IVA encontrou Vítor Constâncio no que julgámos ser uma máscara de Teletubby , mas o governador do Banco de Portugal apressou-se a esclarecer:
”Não é máscara nenhuma, para lhe dizer a verdade nem sabia que estávamos no carnaval. Este é a farda oficial que usamos para fazer as nossas inspecções nos bancos. A supervisão bancária é um assunto sério e por isso temos que adoptar uma postura coincidente com essa seriedade e que nos permita, com dignidade, fazer um trabalho rigoroso essencial para apurar eventuais incongruências e irregularidades no sistema bancário.

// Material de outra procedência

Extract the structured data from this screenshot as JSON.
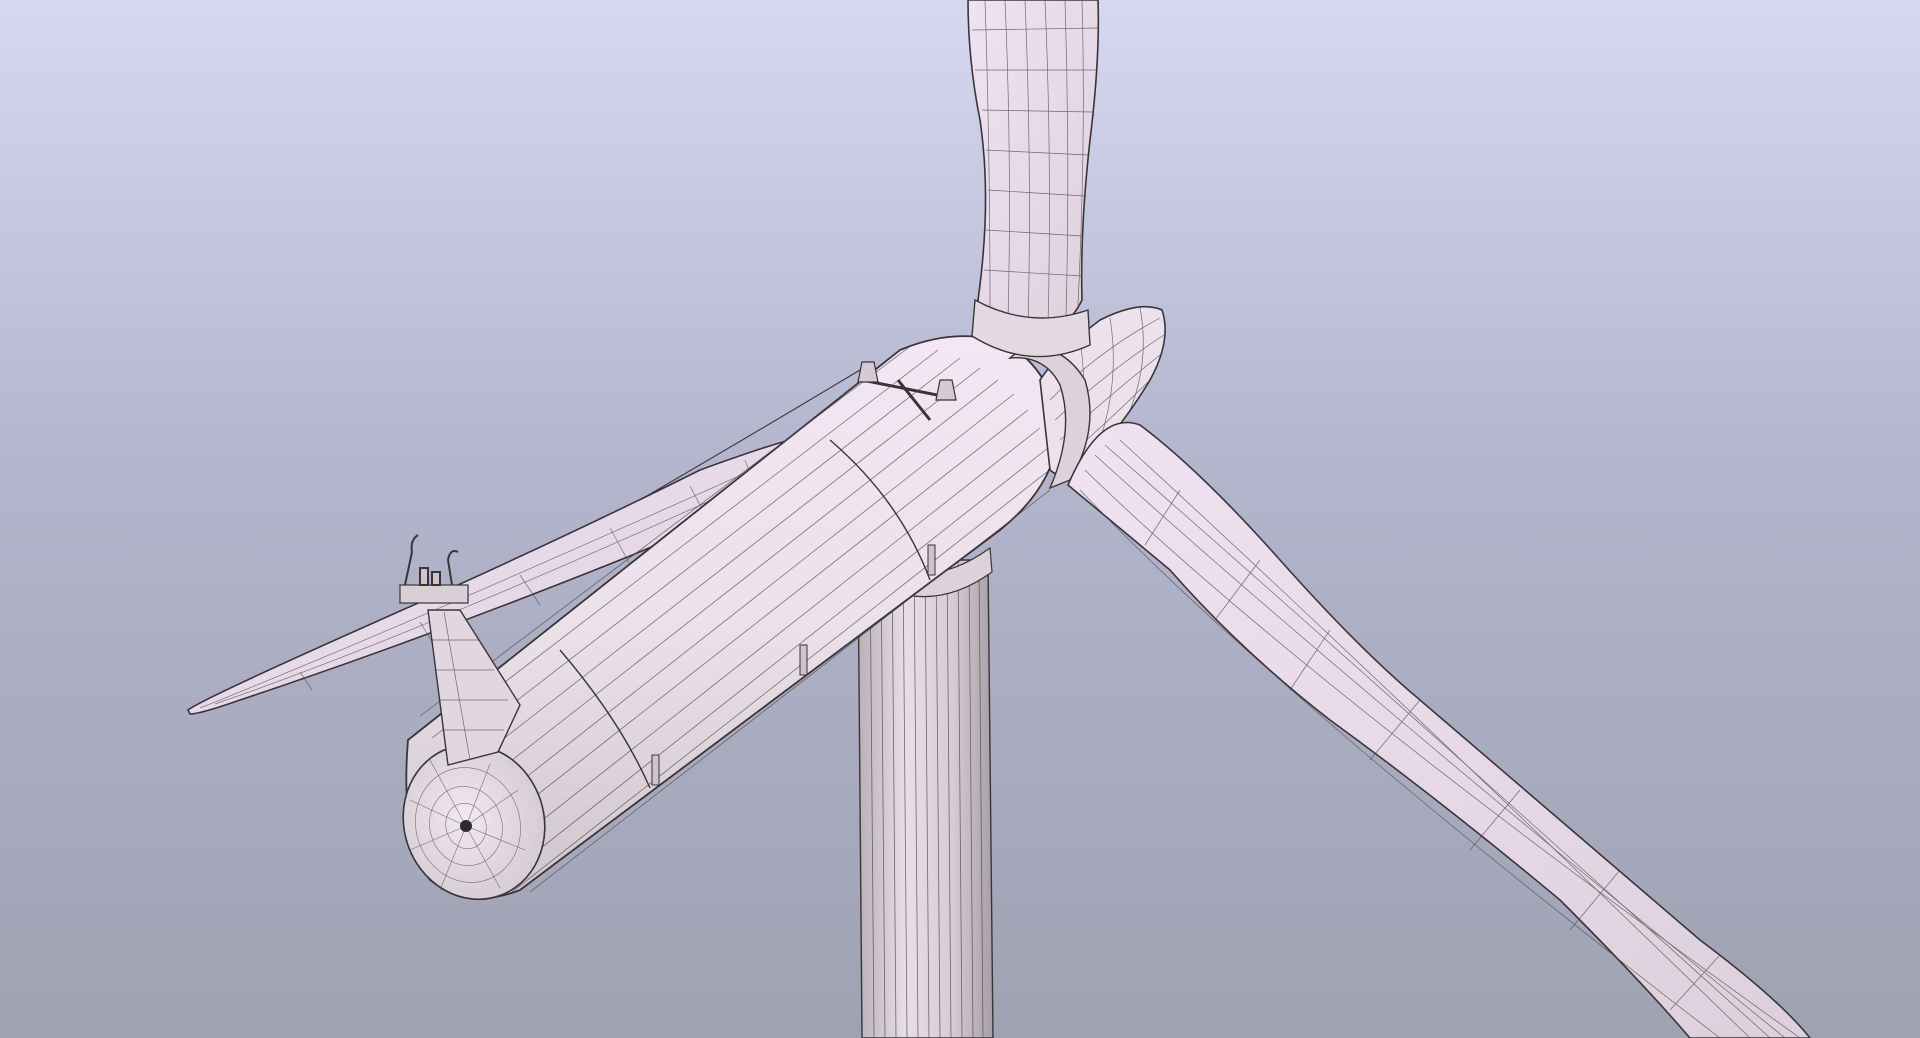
{
  "scene": {
    "subject": "wind-turbine-wireframe-render",
    "background_top_color": "#d6d8f2",
    "background_bottom_color": "#9fa2b2",
    "surface_color": "#eee4ee",
    "surface_highlight_color": "#f3e3f6",
    "wire_color": "#3a3438"
  }
}
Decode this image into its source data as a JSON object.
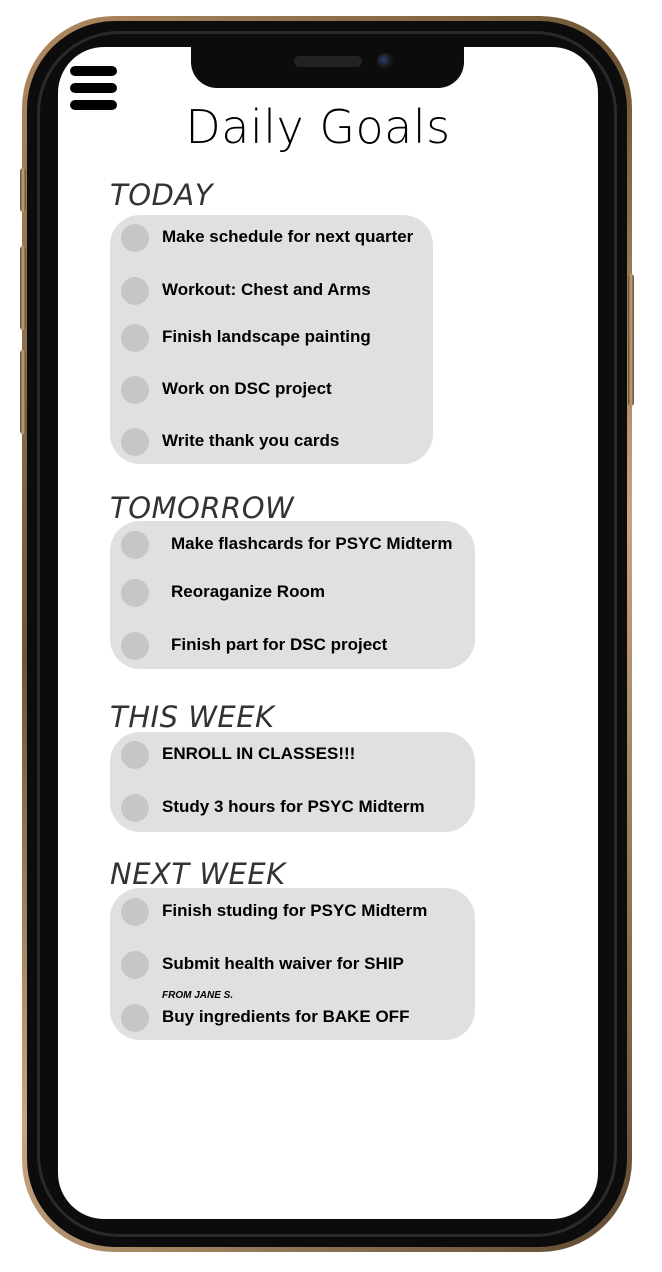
{
  "header": {
    "title": "Daily Goals",
    "menu_icon": "hamburger-menu-icon"
  },
  "sections": [
    {
      "heading": "TODAY",
      "tasks": [
        {
          "label": "Make schedule for next quarter",
          "done": false
        },
        {
          "label": "Workout: Chest and Arms",
          "done": false
        },
        {
          "label": "Finish landscape painting",
          "done": false
        },
        {
          "label": "Work on DSC project",
          "done": false
        },
        {
          "label": "Write thank you cards",
          "done": false
        }
      ]
    },
    {
      "heading": "TOMORROW",
      "tasks": [
        {
          "label": "Make flashcards for PSYC Midterm",
          "done": false
        },
        {
          "label": "Reoraganize Room",
          "done": false
        },
        {
          "label": "Finish part for DSC project",
          "done": false
        }
      ]
    },
    {
      "heading": "THIS WEEK",
      "tasks": [
        {
          "label": "ENROLL IN CLASSES!!!",
          "done": false
        },
        {
          "label": "Study 3 hours for PSYC Midterm",
          "done": false
        }
      ]
    },
    {
      "heading": "NEXT WEEK",
      "tasks": [
        {
          "label": "Finish studing for PSYC Midterm",
          "done": false
        },
        {
          "label": "Submit health waiver for SHIP",
          "done": false
        },
        {
          "label": "Buy ingredients for BAKE OFF",
          "note": "FROM JANE S.",
          "done": false
        }
      ]
    }
  ],
  "colors": {
    "card_background": "#e0e0e0",
    "checkbox_circle": "#c6c6c6",
    "phone_frame": "#b08a62"
  }
}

Um dia chegámos a encontrar um banco que tinha uma máquina multibanco que não dava notas de 10€, se não fosse a nossa rápida intervenção sabe-se lá o que poderia ter acontecido e as consequências para a estabilidade de todo o sistema. Consideramos um ultraje o que tem sido dito sobre o nosso trabalho de supervisão. Toda as visitas que fazemos aos bancos são registadas, inclusive em suporte vídeo. Como podem ver no vídeo em anexo, correspondente às nossas vistorias no BPN, desde da nossa primeira visita detectámos para várias irregularidades e agimos em conformidade.”

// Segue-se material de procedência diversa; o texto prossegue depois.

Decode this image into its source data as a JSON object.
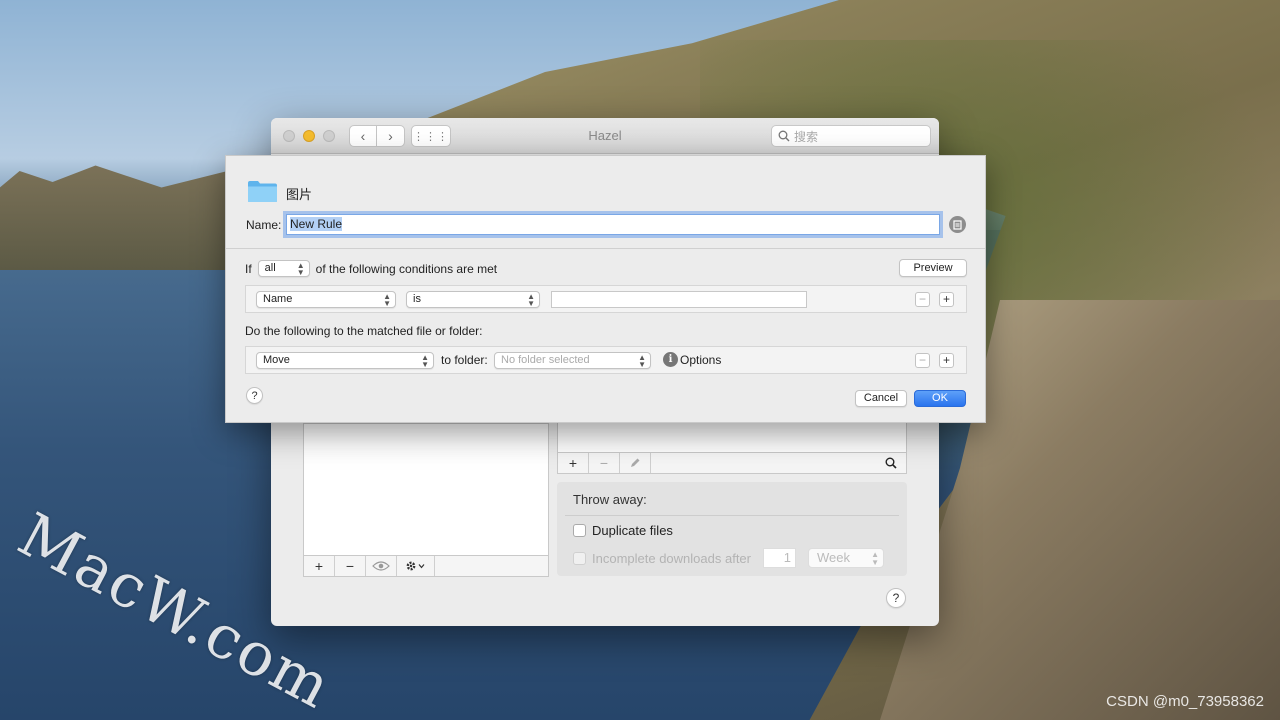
{
  "window": {
    "title": "Hazel"
  },
  "toolbar": {
    "search_placeholder": "搜索",
    "back_icon": "‹",
    "forward_icon": "›",
    "grid_icon": "⋮⋮⋮"
  },
  "rule_sheet": {
    "folder_name": "图片",
    "name_label": "Name:",
    "name_value": "New Rule",
    "if_label": "If",
    "match_mode": "all",
    "conditions_text": "of the following conditions are met",
    "preview_label": "Preview",
    "condition": {
      "attribute": "Name",
      "operator": "is",
      "value": ""
    },
    "actions_text": "Do the following to the matched file or folder:",
    "action": {
      "type": "Move",
      "to_folder_label": "to folder:",
      "folder_placeholder": "No folder selected",
      "options_label": "Options"
    },
    "help_label": "?",
    "cancel_label": "Cancel",
    "ok_label": "OK"
  },
  "throw_away": {
    "title": "Throw away:",
    "duplicate_files_label": "Duplicate files",
    "incomplete_downloads_label": "Incomplete downloads after",
    "incomplete_value": "1",
    "incomplete_unit": "Week"
  },
  "bottom_help": "?",
  "watermark": "MacW.com",
  "credit": "CSDN @m0_73958362",
  "colors": {
    "accent": "#2a74ee",
    "focus_ring": "#7aa7e6",
    "minimize": "#f5bd2e"
  }
}
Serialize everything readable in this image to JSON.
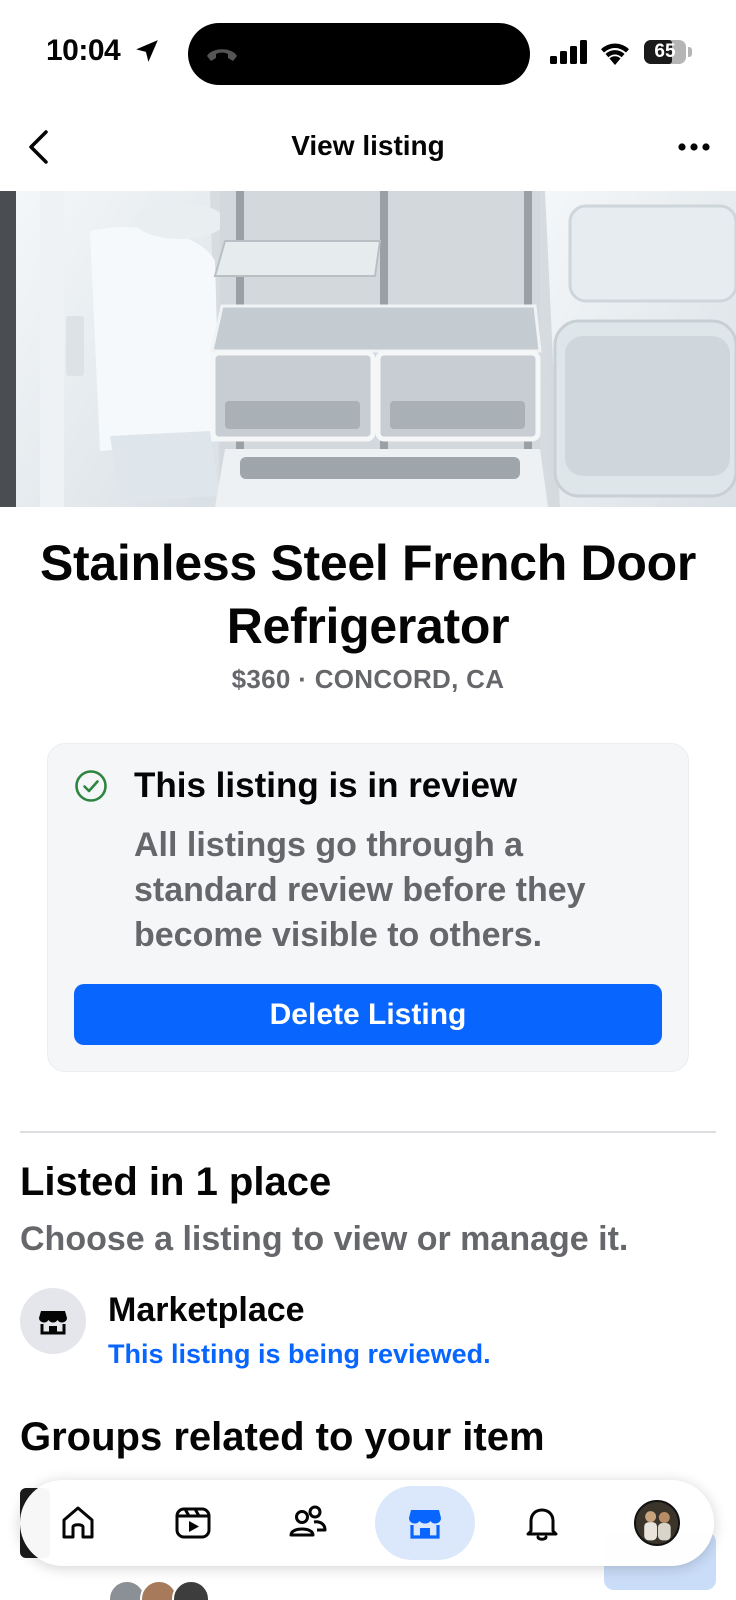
{
  "status_bar": {
    "time": "10:04",
    "battery": "65"
  },
  "header": {
    "title": "View listing"
  },
  "listing": {
    "title": "Stainless Steel French Door Refrigerator",
    "price_location": "$360 · CONCORD, CA"
  },
  "review_card": {
    "heading": "This listing is in review",
    "body": "All listings go through a standard review before they become visible to others.",
    "delete_label": "Delete Listing"
  },
  "listed": {
    "title": "Listed in 1 place",
    "subtitle": "Choose a listing to view or manage it.",
    "marketplace": {
      "name": "Marketplace",
      "status": "This listing is being reviewed."
    }
  },
  "groups": {
    "title": "Groups related to your item"
  },
  "tabbar": {
    "tabs": [
      {
        "icon": "home-icon"
      },
      {
        "icon": "video-icon"
      },
      {
        "icon": "friends-icon"
      },
      {
        "icon": "marketplace-icon",
        "active": true
      },
      {
        "icon": "bell-icon"
      },
      {
        "icon": "profile-avatar"
      }
    ]
  },
  "colors": {
    "accent": "#0866ff",
    "secondary_text": "#65676b",
    "check_green": "#2e8540"
  }
}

Para este carnaval o ministro Santos Silva escolheu a fantasia de Caça Fantasmas e explicou ao IVA.
“Assenta-me que nem uma luva. Para caçar forças negras e poderes ocultos não há melhor. Eles andam aí, mas com isto não vai escapar nenhum! (começa a cantar) If there’s something strange in your neighbourhood.. Who you gonna call? Santos Silva! If there’s something weird and it don’t look good Who you gonna call? Santos Silva!! Agora é que ninguém me segura! QUANTOS SÃO??? QUANTOS SÃO???

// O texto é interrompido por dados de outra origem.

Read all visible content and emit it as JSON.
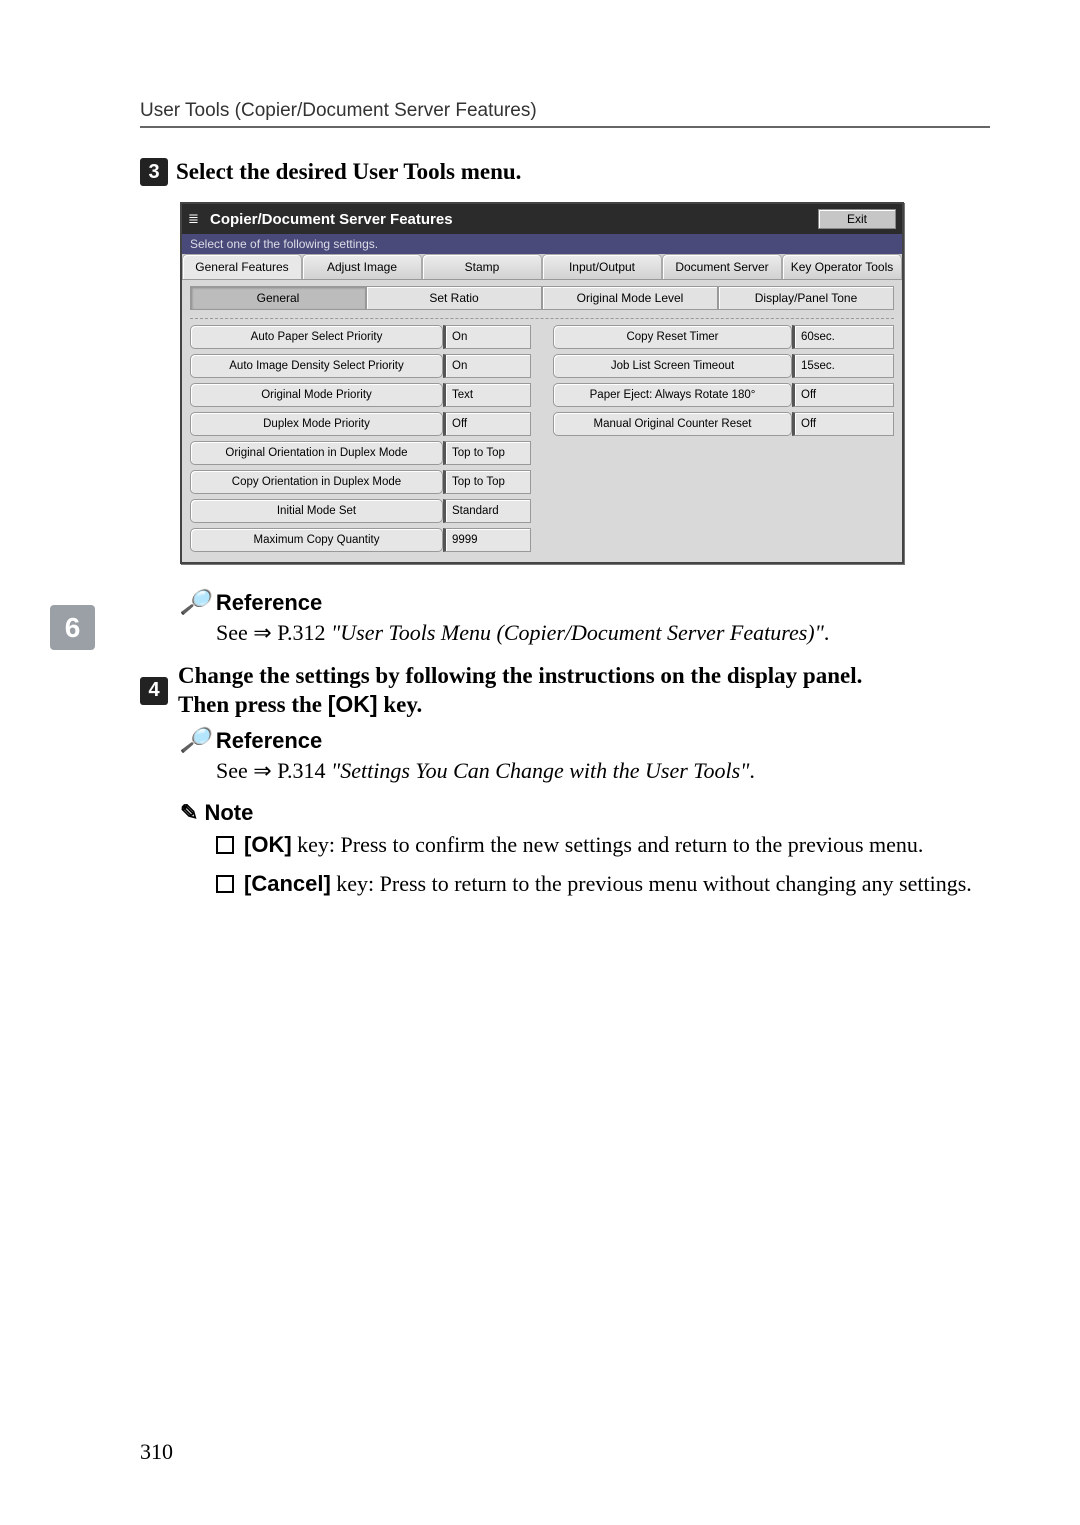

Para dizer a verdade eu na infância não tive um carnaval muito feliz, a minha mãe mascarava-me sempre de Pierrot, com duas lágrimas desenhadas debaixo do olho direito e um fato acetinado cor de rosa e branco. Os outros miúdos iam todos vestidos de cowboys, futebolistas, policias… e tinham que malhar em alguém, adivinhem quem é que eles escolhiam? Sempre o desgraçado do pierrot que só se podia defender com uma rosa murcha que tinha mão e que nem espinhos tinha para os arranhar. Mas graça a Sócrates a vida dá muitas voltas, a rosa ganhou força e espinhos bicudos! E agora é que vemos quem é que malha em quem!”
A máscara de Dias Loureiro foi um presente de alguns amigos. Dias Loureiro explicou ao IVA:
“Eu este ano até já tinha pensado em mascarar-me de Pinóquio, para fazer a piada com o Sócrates que é um grande mentiroso e eu não gosto de mentirosos, mas uns amigos meus ofereceram-me este fato e eu não resisti. O mais engraçado do carnaval é podermos vestir a pele de personagens que não temos possibilidade de sermos na vida real e por isso esta máscara é ideal para mim. O mais engraçado era chamarem-me ainda esta semana à comissão de inquérito do parlamento, porque podia ir assim vestido e ia ser muito divertido.”
Desde que aderiu às novas tecnologias, e em particular ao twitter, o nosso Presidente ficou deslumbrado com o pássaro.
Cavaco explicou ao IVA:
“Eu queria o Twitter, mas como na loja de fantasias só conheciam o Twitty…O pior é o calor, tive que reforçar a dose de Old Spice, e ainda por cima agora não tenho viajado e é mais difícil comprar no freeshop. Mas uma senhora que faz limpeza aqui no Palácio tem uma irmã que tem uma afilhada que é prima de uma senhora que faz umas horas no aeroporto e ficou de ver se podia comprar uns frasquinhos para repor o stock. O mais giro é ir assim vestido e fazer umas correrias para assustar os pombos ali dos Jerónimos, mas não posso demorar muito porque depois muda a guarda do palácio e é um sarilho para voltar a entrar porque ninguém me reconhece. Eu sempre gostei muito do carnaval e lá em Boliqueime não era assim tão sofisticado, era mais tradicional e só nos mascarávamos com cascas de laranja, mas também era muito divertido. Eram meses para sair o cheiro, mas a vitamina C faz muito bem à pele e acho que é graças a isso que nunca tive problemas de caspa. Ainda houve um dia que parecia caspa, mas tinha comido uma bola de berlim e era só açúcar. A Maria disse-me logo que a caspa não era tão doce, ela percebe muito destas coisas.”